With the clamor growing for the IOC and WADA to do more, the Russians made a rare apology and promised to do better. But countries and programs with a proven history of doping should not get the benefit of the doubt — not at the expense of clean athletes.
Teams and countries cheat because they know they can, because the punishments often come years too late and with little consequence. A little embarrassment and quiet rewriting of the record book is a small price to pay for the glory of standing atop the podium when the world is watching, of seeing a country tower over the medals standings when everyone is keeping track.

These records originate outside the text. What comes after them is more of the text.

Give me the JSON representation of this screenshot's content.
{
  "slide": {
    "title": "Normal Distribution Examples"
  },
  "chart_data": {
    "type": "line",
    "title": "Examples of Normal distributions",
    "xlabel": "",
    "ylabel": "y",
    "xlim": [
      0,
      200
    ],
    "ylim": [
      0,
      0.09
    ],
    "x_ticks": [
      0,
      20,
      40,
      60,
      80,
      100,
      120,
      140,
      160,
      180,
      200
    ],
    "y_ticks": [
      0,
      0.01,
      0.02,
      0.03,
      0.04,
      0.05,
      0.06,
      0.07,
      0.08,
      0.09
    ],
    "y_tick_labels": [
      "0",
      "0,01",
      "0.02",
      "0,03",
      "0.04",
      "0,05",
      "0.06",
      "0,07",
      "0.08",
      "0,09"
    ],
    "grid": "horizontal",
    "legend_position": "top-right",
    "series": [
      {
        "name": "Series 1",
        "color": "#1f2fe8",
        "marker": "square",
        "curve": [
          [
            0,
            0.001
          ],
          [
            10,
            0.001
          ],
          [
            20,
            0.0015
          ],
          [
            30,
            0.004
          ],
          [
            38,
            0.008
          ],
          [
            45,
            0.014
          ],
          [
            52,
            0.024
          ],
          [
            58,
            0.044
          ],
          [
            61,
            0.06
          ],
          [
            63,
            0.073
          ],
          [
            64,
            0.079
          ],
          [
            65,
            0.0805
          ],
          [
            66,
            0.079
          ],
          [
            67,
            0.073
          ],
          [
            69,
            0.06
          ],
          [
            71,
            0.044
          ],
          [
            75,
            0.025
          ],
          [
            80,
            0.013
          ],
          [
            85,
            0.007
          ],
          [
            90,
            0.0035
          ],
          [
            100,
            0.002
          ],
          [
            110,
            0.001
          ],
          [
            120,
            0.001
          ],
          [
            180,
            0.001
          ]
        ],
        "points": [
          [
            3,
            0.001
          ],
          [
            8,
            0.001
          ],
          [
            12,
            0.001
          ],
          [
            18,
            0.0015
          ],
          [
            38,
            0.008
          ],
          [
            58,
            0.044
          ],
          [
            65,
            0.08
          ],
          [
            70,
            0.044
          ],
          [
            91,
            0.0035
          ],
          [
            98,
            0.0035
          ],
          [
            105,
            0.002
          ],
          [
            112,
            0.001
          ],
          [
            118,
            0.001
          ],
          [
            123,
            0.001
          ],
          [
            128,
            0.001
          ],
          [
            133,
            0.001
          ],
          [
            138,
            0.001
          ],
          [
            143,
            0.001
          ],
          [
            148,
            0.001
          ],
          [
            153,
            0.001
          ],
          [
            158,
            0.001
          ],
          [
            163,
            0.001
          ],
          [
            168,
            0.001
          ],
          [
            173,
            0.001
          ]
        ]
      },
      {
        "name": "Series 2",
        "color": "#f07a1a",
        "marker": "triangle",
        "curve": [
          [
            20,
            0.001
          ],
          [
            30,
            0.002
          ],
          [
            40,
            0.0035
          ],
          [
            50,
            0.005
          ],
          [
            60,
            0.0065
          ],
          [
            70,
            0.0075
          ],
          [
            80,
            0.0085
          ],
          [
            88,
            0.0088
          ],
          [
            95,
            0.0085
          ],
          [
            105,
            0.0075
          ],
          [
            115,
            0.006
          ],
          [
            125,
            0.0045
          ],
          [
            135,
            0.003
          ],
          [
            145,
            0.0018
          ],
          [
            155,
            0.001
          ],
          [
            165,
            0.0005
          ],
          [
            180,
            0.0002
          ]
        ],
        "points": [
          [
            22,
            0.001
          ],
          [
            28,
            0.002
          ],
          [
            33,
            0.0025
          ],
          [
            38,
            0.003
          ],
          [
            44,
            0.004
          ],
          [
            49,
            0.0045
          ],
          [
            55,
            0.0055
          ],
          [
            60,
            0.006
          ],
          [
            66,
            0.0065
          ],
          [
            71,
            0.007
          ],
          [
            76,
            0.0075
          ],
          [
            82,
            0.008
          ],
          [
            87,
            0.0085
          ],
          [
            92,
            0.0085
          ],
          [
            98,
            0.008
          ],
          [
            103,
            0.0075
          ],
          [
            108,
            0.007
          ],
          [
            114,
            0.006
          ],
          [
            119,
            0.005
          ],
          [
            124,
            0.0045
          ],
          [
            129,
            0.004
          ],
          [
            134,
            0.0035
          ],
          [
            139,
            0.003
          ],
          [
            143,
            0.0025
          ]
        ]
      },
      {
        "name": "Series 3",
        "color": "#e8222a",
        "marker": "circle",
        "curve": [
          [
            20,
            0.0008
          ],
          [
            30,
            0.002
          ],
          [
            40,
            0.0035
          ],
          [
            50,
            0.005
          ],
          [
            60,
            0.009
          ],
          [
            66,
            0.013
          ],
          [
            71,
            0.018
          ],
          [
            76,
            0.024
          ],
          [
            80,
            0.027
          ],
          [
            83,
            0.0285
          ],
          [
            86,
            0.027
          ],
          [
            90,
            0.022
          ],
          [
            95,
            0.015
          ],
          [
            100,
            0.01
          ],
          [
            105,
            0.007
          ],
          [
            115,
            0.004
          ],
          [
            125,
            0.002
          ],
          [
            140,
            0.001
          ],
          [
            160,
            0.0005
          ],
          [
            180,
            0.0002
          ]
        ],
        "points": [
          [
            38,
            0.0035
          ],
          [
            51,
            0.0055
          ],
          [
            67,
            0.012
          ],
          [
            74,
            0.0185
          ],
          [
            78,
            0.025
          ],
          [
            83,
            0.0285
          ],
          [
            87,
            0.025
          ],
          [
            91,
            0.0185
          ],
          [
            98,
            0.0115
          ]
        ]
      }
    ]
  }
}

Doping will never go away entirely. There will always be someone looking for a shortcut, someone willing to bet that the reward is greater than the risk of getting caught. But the anti-doping programs in place and advancements in science are strong enough to deal with those rogue athletes.
It’s when the government of a country gets involved, when systemic doping is not only allowed but also encouraged, that the Olympic movement is threatened. The ideals of fair play and respect for competition have to mean something — for the athletes as well as the public — or the Games will mean nothing.